24-25 Ağustos tarihleri arasında Artvin’in Kafkasör Yaylası’nda bu yıl üçüncüsü düzenlenecek olan Türkiye Boğa Güreşi Şampiyonası için Karadeniz ve Ege Bölgeleri illerden getirilen boğalar Türkiye Boğa Güreşi Şampiyonası’nda arenaya çıkacak. Ege’den getirilen 8 boğa şampiyona öncesi sahipleri eşliğinde kampa girdi.


Artvin’in Kafkasör Yaylası’nda 200 yıldır yaşatılan boğa güreşleri geleneği, üç yıl önce Türkiye Şampiyonasına dönüştürüldü. Boğacılar Spor Kulübü tarafından düzenlenen ve Artvin, Aydın, Erzurum, Rize, Muğla, Bursa, İstanbul, Antalya illerinden getirilecek ve 700 - 850 kilogram arasında 56 boğanın katılacağı Türkiye Boğa Güreşi Şampiyonası, 24-25 Ağustos tarihleri arasında Artvin’in Kafkasör Yaylasında yapılacak. 11 kategoride yapılacak güreşler için Kafkasör yaylasında kampa giren boğa ve sahipleri için geri sayım başladı.
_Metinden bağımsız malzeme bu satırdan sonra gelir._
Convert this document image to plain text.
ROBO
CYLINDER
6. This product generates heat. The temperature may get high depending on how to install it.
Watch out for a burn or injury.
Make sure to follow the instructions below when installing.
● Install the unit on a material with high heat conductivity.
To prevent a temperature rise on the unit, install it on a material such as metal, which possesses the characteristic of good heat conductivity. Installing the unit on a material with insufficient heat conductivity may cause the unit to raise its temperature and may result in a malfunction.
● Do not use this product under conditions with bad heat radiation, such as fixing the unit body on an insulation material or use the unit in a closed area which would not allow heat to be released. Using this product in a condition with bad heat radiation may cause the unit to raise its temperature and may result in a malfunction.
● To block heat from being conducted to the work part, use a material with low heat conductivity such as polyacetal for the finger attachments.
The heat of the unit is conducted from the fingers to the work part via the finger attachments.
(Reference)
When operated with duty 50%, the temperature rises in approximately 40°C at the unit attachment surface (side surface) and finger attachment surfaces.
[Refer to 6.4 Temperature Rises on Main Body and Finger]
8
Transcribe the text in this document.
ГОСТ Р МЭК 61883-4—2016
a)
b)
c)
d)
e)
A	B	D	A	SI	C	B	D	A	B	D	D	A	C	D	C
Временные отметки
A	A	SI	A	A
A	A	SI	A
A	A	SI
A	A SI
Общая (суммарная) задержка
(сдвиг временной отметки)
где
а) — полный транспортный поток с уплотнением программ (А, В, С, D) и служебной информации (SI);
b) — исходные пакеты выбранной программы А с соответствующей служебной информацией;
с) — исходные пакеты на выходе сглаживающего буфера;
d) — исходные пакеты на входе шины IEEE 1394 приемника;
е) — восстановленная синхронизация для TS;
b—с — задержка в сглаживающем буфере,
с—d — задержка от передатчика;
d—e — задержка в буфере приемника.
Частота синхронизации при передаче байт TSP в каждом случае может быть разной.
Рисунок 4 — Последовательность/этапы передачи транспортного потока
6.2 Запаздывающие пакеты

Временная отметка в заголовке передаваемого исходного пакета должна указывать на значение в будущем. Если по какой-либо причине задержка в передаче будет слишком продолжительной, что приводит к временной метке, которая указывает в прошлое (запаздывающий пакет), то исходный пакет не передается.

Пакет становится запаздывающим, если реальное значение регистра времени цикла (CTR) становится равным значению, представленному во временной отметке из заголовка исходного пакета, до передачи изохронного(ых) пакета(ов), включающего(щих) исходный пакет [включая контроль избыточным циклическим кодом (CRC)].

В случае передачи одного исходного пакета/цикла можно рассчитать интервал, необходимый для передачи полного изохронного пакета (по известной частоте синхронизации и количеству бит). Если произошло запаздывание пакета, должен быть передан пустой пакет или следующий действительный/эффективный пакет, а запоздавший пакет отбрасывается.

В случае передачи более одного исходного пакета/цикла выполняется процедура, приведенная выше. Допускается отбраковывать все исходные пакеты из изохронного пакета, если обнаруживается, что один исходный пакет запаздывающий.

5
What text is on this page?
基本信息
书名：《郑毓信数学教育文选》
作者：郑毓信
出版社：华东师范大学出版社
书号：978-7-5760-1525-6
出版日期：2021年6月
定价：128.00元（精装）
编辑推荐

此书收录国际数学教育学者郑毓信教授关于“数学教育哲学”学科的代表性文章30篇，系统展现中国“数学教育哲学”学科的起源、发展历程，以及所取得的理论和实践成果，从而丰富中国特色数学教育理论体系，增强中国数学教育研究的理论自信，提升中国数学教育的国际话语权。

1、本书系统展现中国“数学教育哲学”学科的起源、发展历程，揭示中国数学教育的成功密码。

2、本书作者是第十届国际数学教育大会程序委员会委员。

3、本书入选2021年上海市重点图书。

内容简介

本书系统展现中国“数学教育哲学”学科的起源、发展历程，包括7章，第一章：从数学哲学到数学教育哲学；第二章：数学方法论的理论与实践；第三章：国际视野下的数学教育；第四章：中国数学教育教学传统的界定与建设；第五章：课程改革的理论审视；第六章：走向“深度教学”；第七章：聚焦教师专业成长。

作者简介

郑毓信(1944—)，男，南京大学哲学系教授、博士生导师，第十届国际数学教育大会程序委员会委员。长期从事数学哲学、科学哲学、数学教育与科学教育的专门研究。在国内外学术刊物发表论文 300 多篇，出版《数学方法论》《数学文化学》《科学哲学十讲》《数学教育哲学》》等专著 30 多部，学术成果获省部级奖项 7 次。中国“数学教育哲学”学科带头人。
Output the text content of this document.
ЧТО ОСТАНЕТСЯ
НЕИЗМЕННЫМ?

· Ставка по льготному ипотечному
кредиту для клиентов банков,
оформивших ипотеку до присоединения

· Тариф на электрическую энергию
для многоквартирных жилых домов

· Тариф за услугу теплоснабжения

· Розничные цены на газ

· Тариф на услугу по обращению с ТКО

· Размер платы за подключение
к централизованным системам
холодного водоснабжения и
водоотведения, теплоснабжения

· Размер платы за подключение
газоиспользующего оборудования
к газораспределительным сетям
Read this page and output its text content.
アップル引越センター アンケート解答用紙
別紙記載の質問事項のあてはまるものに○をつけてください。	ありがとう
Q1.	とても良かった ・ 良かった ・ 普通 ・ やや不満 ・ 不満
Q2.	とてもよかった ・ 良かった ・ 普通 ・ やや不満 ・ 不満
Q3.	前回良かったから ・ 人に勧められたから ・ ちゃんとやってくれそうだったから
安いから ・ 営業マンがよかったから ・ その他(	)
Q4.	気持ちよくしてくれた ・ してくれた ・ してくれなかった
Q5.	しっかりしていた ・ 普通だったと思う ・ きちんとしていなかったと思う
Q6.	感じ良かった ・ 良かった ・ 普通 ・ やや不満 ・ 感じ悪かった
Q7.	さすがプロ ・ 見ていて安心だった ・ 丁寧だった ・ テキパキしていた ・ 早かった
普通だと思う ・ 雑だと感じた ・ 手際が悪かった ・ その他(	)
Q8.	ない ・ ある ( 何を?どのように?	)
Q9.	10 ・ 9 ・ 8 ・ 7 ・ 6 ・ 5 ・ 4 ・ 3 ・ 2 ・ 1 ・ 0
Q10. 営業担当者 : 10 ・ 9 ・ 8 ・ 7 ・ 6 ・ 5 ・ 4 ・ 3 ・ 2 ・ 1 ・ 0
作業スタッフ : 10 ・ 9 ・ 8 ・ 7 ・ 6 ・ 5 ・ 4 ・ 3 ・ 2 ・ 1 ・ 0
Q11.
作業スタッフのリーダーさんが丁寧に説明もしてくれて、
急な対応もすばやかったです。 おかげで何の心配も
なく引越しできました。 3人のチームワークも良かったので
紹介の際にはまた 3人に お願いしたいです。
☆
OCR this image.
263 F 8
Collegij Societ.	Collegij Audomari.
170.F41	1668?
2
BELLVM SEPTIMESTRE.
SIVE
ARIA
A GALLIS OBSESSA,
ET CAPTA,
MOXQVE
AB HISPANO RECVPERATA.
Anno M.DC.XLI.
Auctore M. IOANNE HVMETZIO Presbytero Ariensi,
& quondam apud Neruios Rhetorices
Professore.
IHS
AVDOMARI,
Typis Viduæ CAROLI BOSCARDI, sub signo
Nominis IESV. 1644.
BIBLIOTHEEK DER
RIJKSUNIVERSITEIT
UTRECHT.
8 şampiyon boğa Kafkasör’de güreşlere hazırlanıyor


Boğa Güreşi Türkiye Şampiyonası için Muğla ve Aydın’dan getirilen ’Kırcı’, ’Ertuğrul’, ’Yıldırım’, ’Demir Yankow’, ’ Jetfadıl’, ’ Yeryaran’, ’Paşa’ ve ’Aslan’ isimli 8 boğa kategorilerinde güreşecek. Kafkasör Yaylası’nda sahiplerinin kampa aldığı Ege Bölgesi’nden getirilen boğalar sabah yürüyüş ve koşu ile spor yaptırılarak pekmez, üzüm kurusu, arpa, yumurta, mısır gibi özel ürünlerle besleniyor.


Bin 200 rakımlı Kafkasör yaylasında geçici olarak boğalar için özel ahır, sahipleri için ise baraka inşa edildi. Burada boğalarıyla birlikte kalan boğa sahipleri boğaların iklim ve ortama uyum sağlaması için 10 gün önceden boğaları kampa soktular.


Aydın’dan şampiyonaya katılmak üzere Artvin’e getirilen ve kariyerinde bir çok kez birincilik bulunan 770 kilogram ağırlığındaki ‘Paşa’ isimli boğanın bakıcısı Mehmet Özcan, boğasını arpa, yem, incir burçak gibi özel besinlerle beslediklerini ifade ederek günlük sporunu da eksik etmediğini söyledi.



"Bu bizim mesleğimiz değil hastalığımız aşkımız"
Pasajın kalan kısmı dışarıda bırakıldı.